While the block is falling, its acceleration is due to the gravitational force provided by the Earth, which is, in modulus, $F = mg = 9.81 \cdot 10^3 \text{N}$, about $10\text{kN}$. Newton's 3rd law applied to this force tells you that the block is pulling the Earth "up" with the very same force.
I assume that when you say
"10 N due to gravity"
you actually mean $10\text{kN}$.
This is not the force acting between the block and any of the molecules of the surrounding air.
During fall (but also at rest, for what matters) molecules collide with the block: during collision, the block will exert a force on each molecule which is identical, and opposite in direction, to the force that each molecule exerts on the block. However, these forces have nothing to do with the gravitational force acting on the block: it is another force, ultimately due to the electrostatic interaction between the molecule and the block during collision, which is quite complex.

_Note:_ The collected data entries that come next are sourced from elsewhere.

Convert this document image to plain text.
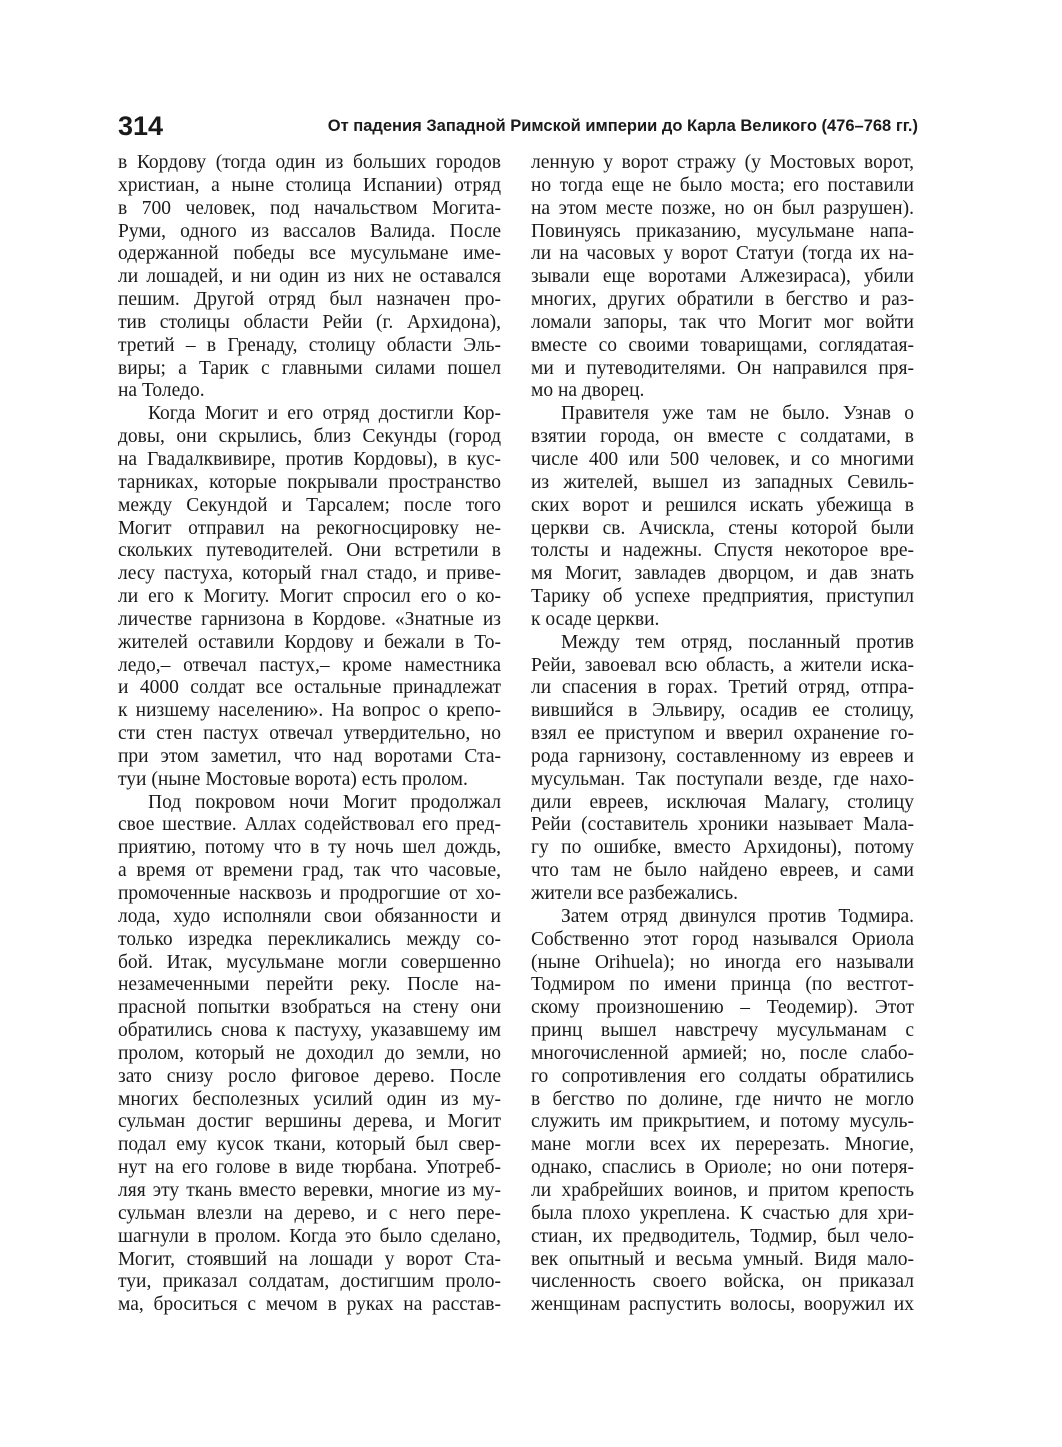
314	От падения Западной Римской империи до Карла Великого (476–768 гг.)
в Кордову (тогда один из больших городов
христиан, а ныне столица Испании) отряд
в 700 человек, под начальством Могита-
Руми, одного из вассалов Валида. После
одержанной победы все мусульмане име-
ли лошадей, и ни один из них не оставался
пешим. Другой отряд был назначен про-
тив столицы области Рейи (г. Архидона),
третий – в Гренаду, столицу области Эль-
виры; а Тарик с главными силами пошел
на Толедо.
Когда Могит и его отряд достигли Кор-
довы, они скрылись, близ Секунды (город
на Гвадалквивире, против Кордовы), в кус-
тарниках, которые покрывали пространство
между Секундой и Тарсалем; после того
Могит отправил на рекогносцировку не-
скольких путеводителей. Они встретили в
лесу пастуха, который гнал стадо, и приве-
ли его к Могиту. Могит спросил его о ко-
личестве гарнизона в Кордове. «Знатные из
жителей оставили Кордову и бежали в То-
ледо,– отвечал пастух,– кроме наместника
и 4000 солдат все остальные принадлежат
к низшему населению». На вопрос о крепо-
сти стен пастух отвечал утвердительно, но
при этом заметил, что над воротами Ста-
туи (ныне Мостовые ворота) есть пролом.
Под покровом ночи Могит продолжал
свое шествие. Аллах содействовал его пред-
приятию, потому что в ту ночь шел дождь,
а время от времени град, так что часовые,
промоченные насквозь и продрогшие от хо-
лода, худо исполняли свои обязанности и
только изредка перекликались между со-
бой. Итак, мусульмане могли совершенно
незамеченными перейти реку. После на-
прасной попытки взобраться на стену они
обратились снова к пастуху, указавшему им
пролом, который не доходил до земли, но
зато снизу росло фиговое дерево. После
многих бесполезных усилий один из му-
сульман достиг вершины дерева, и Могит
подал ему кусок ткани, который был свер-
нут на его голове в виде тюрбана. Употреб-
ляя эту ткань вместо веревки, многие из му-
сульман влезли на дерево, и с него пере-
шагнули в пролом. Когда это было сделано,
Могит, стоявший на лошади у ворот Ста-
туи, приказал солдатам, достигшим проло-
ма, броситься с мечом в руках на расстав-
ленную у ворот стражу (у Мостовых ворот,
но тогда еще не было моста; его поставили
на этом месте позже, но он был разрушен).
Повинуясь приказанию, мусульмане напа-
ли на часовых у ворот Статуи (тогда их на-
зывали еще воротами Алжезираса), убили
многих, других обратили в бегство и раз-
ломали запоры, так что Могит мог войти
вместе со своими товарищами, соглядатая-
ми и путеводителями. Он направился пря-
мо на дворец.
Правителя уже там не было. Узнав о
взятии города, он вместе с солдатами, в
числе 400 или 500 человек, и со многими
из жителей, вышел из западных Севиль-
ских ворот и решился искать убежища в
церкви св. Ачискла, стены которой были
толсты и надежны. Спустя некоторое вре-
мя Могит, завладев дворцом, и дав знать
Тарику об успехе предприятия, приступил
к осаде церкви.
Между тем отряд, посланный против
Рейи, завоевал всю область, а жители иска-
ли спасения в горах. Третий отряд, отпра-
вившийся в Эльвиру, осадив ее столицу,
взял ее приступом и вверил охранение го-
рода гарнизону, составленному из евреев и
мусульман. Так поступали везде, где нахо-
дили евреев, исключая Малагу, столицу
Рейи (составитель хроники называет Мала-
гу по ошибке, вместо Архидоны), потому
что там не было найдено евреев, и сами
жители все разбежались.
Затем отряд двинулся против Тодмира.
Собственно этот город назывался Ориола
(ныне Orihuela); но иногда его называли
Тодмиром по имени принца (по вестгот-
скому произношению – Теодемир). Этот
принц вышел навстречу мусульманам с
многочисленной армией; но, после слабо-
го сопротивления его солдаты обратились
в бегство по долине, где ничто не могло
служить им прикрытием, и потому мусуль-
мане могли всех их перерезать. Многие,
однако, спаслись в Ориоле; но они потеря-
ли храбрейших воинов, и притом крепость
была плохо укреплена. К счастью для хри-
стиан, их предводитель, Тодмир, был чело-
век опытный и весьма умный. Видя мало-
численность своего войска, он приказал
женщинам распустить волосы, вооружил их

Considering a single molecule, you might in principle calculate how large is this force by considering the initial (just before collision) momentum and kinetic energy of the block and of the molecule and by applying the conservation laws for these two quantities (to be fair, energy won't be exactly conserved). The point is that, once you have the final momenta, you could compute the force, but you would need to know how long the collision lasted - and you should assume that the force is constant!
Finally, as other answers already pointed out, when you put together many molecules, the forces due to collisions in one direction are on average balanced out by those in the opposite direction if the block is at rest. If it is moving, collision "from below" will overcome those "from above", and you get a very naive but intuitive model of viscous drag.